Wednesday 1 April 2020

Alrightreads: Five Senses

Robert Sheckley, Untouched by Human Hands

1952-53 (collected 1954) / Audiobook / 169 pages / USA

***

The best stories adopt an alien perspective. The worst are about demons.

Faves: 'The Monsters,' 'Keep Your Shape,' 'Seventh Victim.'

Worsties: 'The King's Wishes,' 'Warm,' 'The Demons.'


Ellis Peters, A Morbid Taste for Bones

1977 / Audiobook / 192 pages / UK

***

The monastic double-act prefigures The Name of the Rose, but this mystery is less compelling. Like all good historical fiction, you laugh at the characters' zany obsessions, then realise it's just a variation on more familiar nonsense. It was mainly worth sitting through for Stephen Thorne's narration, the comforting voice of childhood audiobooks.


Rhys Hughes, The Smell of Telescopes

1996-2000 (collected 2000) / Ebook / 280 pages / UK

*****

Setting myself moronic reading themes pays off every now and then, I probably never would have come across this obscure oddity from a new favourite writer without it. These twenty-six tales of Weird Wales share the occasional irrepressible character, but they're mainly linked by recurring preoccupations and a consistent tone that can't help itself from regularly deflating the unnerving atmosphere with exquisite puns and convoluted twists. Too many faves to bother listing.
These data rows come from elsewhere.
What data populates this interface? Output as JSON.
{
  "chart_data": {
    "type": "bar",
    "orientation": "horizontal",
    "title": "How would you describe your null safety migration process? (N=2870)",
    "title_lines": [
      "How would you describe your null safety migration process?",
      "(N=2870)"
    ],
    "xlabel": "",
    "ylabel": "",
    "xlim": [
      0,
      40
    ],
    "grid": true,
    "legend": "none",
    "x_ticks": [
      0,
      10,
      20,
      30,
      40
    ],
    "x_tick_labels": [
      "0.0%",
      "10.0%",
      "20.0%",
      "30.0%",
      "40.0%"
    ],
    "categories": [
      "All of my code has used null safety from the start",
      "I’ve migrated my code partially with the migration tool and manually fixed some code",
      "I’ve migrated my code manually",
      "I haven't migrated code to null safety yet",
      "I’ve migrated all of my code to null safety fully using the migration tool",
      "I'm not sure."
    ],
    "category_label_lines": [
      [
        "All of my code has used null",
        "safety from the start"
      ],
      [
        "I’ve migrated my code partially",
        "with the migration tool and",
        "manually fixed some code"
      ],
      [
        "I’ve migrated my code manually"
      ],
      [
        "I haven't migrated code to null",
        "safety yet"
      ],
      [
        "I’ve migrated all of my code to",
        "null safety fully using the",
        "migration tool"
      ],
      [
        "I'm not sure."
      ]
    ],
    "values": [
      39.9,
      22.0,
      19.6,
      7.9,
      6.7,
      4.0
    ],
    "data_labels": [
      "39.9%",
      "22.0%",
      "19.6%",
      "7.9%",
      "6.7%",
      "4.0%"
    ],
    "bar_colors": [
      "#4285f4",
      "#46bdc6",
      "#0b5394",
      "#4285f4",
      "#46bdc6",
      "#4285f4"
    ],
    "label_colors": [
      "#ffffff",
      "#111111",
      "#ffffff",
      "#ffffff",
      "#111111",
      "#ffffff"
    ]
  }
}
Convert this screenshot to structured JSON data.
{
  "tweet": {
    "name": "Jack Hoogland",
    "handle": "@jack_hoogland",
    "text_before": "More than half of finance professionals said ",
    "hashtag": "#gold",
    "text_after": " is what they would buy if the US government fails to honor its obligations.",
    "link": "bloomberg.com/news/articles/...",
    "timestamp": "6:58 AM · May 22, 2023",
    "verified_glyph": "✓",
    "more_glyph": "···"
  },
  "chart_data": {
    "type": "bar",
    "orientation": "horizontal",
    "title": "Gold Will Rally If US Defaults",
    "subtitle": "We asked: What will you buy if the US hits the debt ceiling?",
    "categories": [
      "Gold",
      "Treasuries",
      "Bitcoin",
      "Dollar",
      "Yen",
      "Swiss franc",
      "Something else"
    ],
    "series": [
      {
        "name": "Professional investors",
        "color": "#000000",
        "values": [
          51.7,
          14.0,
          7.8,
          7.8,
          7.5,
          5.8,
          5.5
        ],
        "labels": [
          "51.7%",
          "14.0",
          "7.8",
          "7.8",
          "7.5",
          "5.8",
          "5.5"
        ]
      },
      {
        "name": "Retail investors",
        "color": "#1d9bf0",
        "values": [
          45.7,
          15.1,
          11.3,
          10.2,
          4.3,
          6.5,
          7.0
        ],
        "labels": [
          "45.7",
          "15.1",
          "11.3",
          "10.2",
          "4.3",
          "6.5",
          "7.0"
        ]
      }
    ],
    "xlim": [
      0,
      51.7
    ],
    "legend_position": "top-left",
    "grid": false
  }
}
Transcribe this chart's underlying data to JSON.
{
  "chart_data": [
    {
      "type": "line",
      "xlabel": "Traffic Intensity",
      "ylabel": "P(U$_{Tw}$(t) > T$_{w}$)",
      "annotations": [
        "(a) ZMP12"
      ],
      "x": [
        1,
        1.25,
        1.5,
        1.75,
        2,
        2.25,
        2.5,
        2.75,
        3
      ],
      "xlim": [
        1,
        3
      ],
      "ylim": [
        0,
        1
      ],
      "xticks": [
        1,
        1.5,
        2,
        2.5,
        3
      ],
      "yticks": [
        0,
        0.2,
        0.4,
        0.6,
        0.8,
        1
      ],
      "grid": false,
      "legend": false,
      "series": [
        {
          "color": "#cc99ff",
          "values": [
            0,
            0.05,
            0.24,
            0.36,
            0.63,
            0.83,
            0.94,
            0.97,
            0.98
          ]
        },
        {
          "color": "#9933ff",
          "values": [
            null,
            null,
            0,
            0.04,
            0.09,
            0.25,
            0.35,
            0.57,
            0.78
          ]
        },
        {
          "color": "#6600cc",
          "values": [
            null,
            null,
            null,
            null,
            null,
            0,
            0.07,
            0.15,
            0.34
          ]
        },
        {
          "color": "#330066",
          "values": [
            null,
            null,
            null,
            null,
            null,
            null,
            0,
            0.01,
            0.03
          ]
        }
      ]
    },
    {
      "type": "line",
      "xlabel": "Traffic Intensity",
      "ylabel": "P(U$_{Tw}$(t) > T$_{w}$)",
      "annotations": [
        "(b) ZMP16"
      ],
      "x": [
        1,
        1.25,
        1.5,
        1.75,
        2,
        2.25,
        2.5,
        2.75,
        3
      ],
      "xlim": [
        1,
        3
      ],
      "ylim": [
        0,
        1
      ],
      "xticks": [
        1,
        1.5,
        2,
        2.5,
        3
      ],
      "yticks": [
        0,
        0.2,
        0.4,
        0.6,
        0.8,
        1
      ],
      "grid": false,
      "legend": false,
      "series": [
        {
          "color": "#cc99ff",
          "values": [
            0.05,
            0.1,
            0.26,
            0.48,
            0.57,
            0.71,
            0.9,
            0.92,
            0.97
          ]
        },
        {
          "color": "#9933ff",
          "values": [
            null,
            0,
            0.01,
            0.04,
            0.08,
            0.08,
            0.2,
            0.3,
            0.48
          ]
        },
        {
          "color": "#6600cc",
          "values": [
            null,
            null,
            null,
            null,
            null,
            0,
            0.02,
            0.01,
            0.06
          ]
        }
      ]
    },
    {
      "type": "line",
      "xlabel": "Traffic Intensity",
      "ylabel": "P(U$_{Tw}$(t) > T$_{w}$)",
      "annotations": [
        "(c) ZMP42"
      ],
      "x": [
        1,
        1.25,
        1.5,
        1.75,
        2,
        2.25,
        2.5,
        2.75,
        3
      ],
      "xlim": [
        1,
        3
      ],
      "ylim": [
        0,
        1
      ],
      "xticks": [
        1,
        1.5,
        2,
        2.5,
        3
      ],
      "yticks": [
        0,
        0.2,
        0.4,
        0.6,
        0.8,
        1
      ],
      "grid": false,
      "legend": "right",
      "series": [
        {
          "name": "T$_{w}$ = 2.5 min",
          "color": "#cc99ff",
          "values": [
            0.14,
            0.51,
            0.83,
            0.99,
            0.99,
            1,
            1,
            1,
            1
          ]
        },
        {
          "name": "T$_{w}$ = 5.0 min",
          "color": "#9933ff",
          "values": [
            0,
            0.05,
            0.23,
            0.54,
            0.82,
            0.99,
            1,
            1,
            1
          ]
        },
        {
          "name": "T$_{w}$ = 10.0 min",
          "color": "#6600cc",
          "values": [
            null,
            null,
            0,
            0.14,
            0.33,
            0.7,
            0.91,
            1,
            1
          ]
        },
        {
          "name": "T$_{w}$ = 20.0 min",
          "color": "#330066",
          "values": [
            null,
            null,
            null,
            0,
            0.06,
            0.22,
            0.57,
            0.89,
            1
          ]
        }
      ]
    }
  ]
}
China MiƩville, Emma Bircham and Max Schaefer, Looking for Jake and Other Stories

1998-2005 (collected 2005) / Audiobook / 303 pages / UK

****

Not as many stand-outs as his next collection, but still an engaging mix of moderately weird tales and successful and failed experiments.

Faves: 'Entry Taken from a Medical Encyclopaedia,' 'Different Skies,' The Tain.

Worsties: 'An End to Hunger,' ''Tis the Season,' 'On The Way to the Front.'


James Acaster, Perfect Sound Whatever

2019 / Audiobook / 304 pages / UK

***

A strange mix of a comedian's 2017 diary and eclectic album reviews. I didn't feel like bursting my synthwave bubble and checking out as many  of the recommendations as I normally would, apart from the irresistibly bizarre ones like gospel black metal and the Flanders band. It never stopped being distracting that he pronounces "record" like an American.